La Stratégie nationale de Lutte contre la déforestation importée (SNDI) publiée le 14 novembre 2018 est un pas politique très conséquent qui se situe dans la suite d’un long mouvement qui a aboutit préalablement au plan climat de juillet 2017 après les déclaration de New York, la Cop 21… Unique en terme de démarche étatique, celle-ci définit la déforestation importée comme : « L’importation de matières premières ou de produits transformés dont la production a contribué, directement ou indirectement, à la déforestation, à la dégradation des forêts ou à la conversion d’écosystèmes naturels en dehors du territoire national ».
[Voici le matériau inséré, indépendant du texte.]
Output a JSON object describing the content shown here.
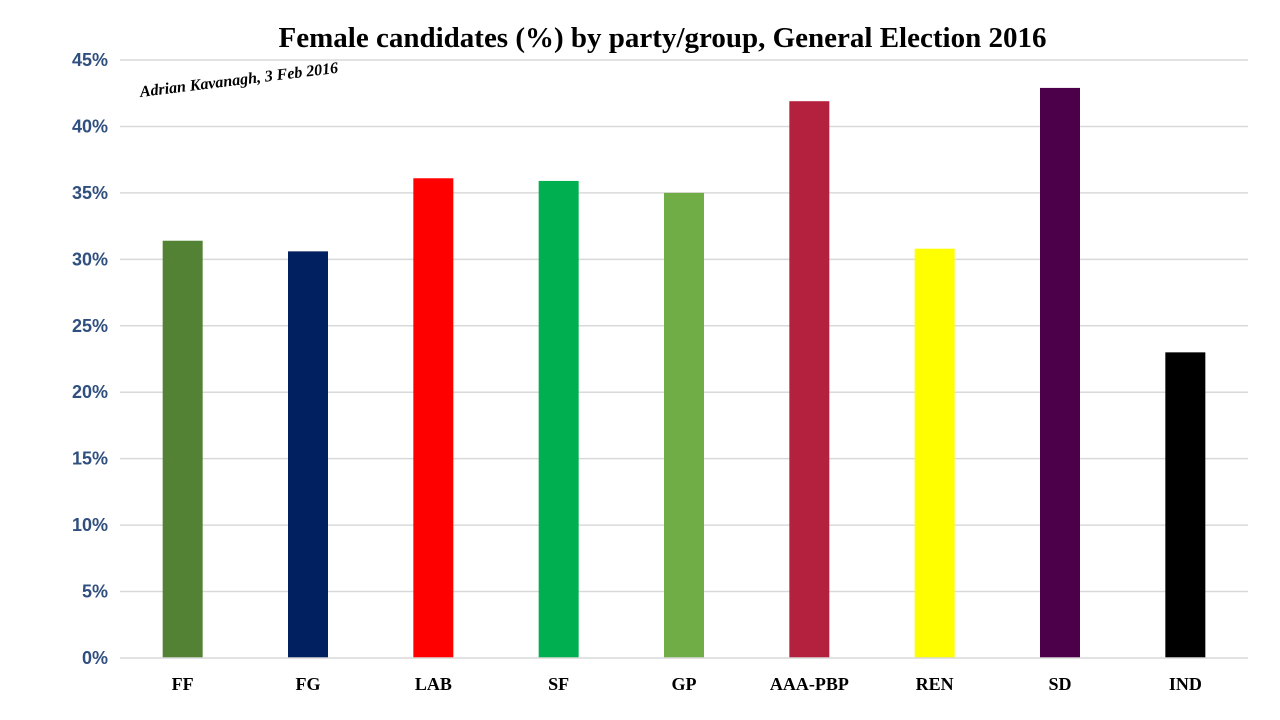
{
  "chart_data": {
    "type": "bar",
    "title": "Female candidates (%) by party/group, General Election 2016",
    "annotation": "Adrian Kavanagh, 3 Feb 2016",
    "xlabel": "",
    "ylabel": "",
    "ylim": [
      0,
      45
    ],
    "y_tick_step": 5,
    "y_tick_format": "percent",
    "grid": true,
    "legend": "none",
    "categories": [
      "FF",
      "FG",
      "LAB",
      "SF",
      "GP",
      "AAA-PBP",
      "REN",
      "SD",
      "IND"
    ],
    "values": [
      31.4,
      30.6,
      36.1,
      35.9,
      35.0,
      41.9,
      30.8,
      42.9,
      23.0
    ],
    "colors": [
      "#548235",
      "#002060",
      "#ff0000",
      "#00b050",
      "#70ad47",
      "#b4213f",
      "#ffff00",
      "#4b0049",
      "#000000"
    ]
  }
}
Au-delà des actions sur les chaines logistiques, sur les coopérations internationales…, la SNDI interroge aussi sur les actions internes que nous pouvons réaliser pour échapper à certaines pratiques des échanges internationaux. Nous pouvons ici noter deux instruments opérant avec le  plan national de la forêt et du bois (PNFB) et la stratégie bioéconomie

Ces deux instruments d’orientation politique peuvent nous donner, avec la révision des politiques agricoles européenne et nationale, les moyens d’action interne pour refonder un contrat forestier national qui prenne en compte les usages forestier et agricole de nos territoires. Cela représente 80% de la surface nationale. Une paille.